New: Openshift OKD causes image layer not known problems

by | Jan 8, 2021 | Docker

The POD fails to start, and referrers to the image layer not known. The “layer not known” issue may affect one or more cluster nodes. In effect, there is a corrupt docker image on the local disk cache. The layer not known problem still exists, even after a node or cluster restart.

Image layer not known

The CRI-O container runtime v1.18.2 causes this problem. Here, the developer optimized the code for more performance. Unfortunately, this optimization, in some cases, does not flush file operations. As a result, image metadata is missing or corrupt. Accordingly, the underlying docker image becomes unusable. Openshift OKD 4.5 and event 4.6 nightlies become affected.

CRI-O v1.18.2 image issue

Failed to create pod sandbox: rpc error: code = Unknown desc = error creating pod sandbox with name "XXXX": layer not known

Layer not known affected CRI-O versions

The GitHub issue 4285 references this problem. As a result, the CRI-O v1.18.4 solves this problem. Also, OKD 4.6 should include a fixed v1.19. Therefore, you should think of upgrading.

Manually fixing corrupted images.

A suitable workaround to fix the problem is to delete images from the node. After that, the container platform can load the missing docker images from the docker registry. In effect, the pods find valid docker images and start.
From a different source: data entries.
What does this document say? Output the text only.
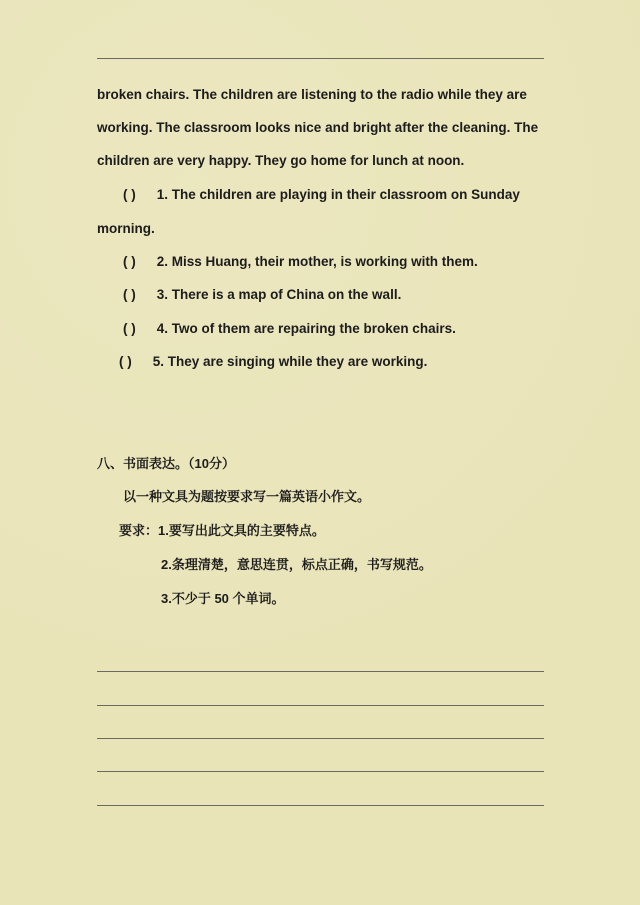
broken chairs. The children are listening to the radio while they are
working. The classroom looks nice and bright after the cleaning. The
children are very happy. They go home for lunch at noon.
( ) 1. The children are playing in their classroom on Sunday
morning.
( ) 2. Miss Huang, their mother, is working with them.
( ) 3. There is a map of China on the wall.
( ) 4. Two of them are repairing the broken chairs.
( ) 5. They are singing while they are working.
八、书面表达。（10分）
以一种文具为题按要求写一篇英语小作文。
要求：1.要写出此文具的主要特点。
2.条理清楚，意思连贯，标点正确，书写规范。
3.不少于 50 个单词。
delete all image from cluster node

systemctl stop kubelet
systemctl stop crio
rm -rf /var/lib/containers/
systemctl start crio
systemctl start kubelet

Conclusion

For more details, refer to the Redhat Bugzilla entry. In my case, the deletion of all images solved all problems. Think of upgrading to the next OKD release. On a productive system, the occurrence of the error is annoying. But it is at least solvable. Another article describes a similar problem. But this problem is not so easily solvable and, together with other problems, can lead to a total failure.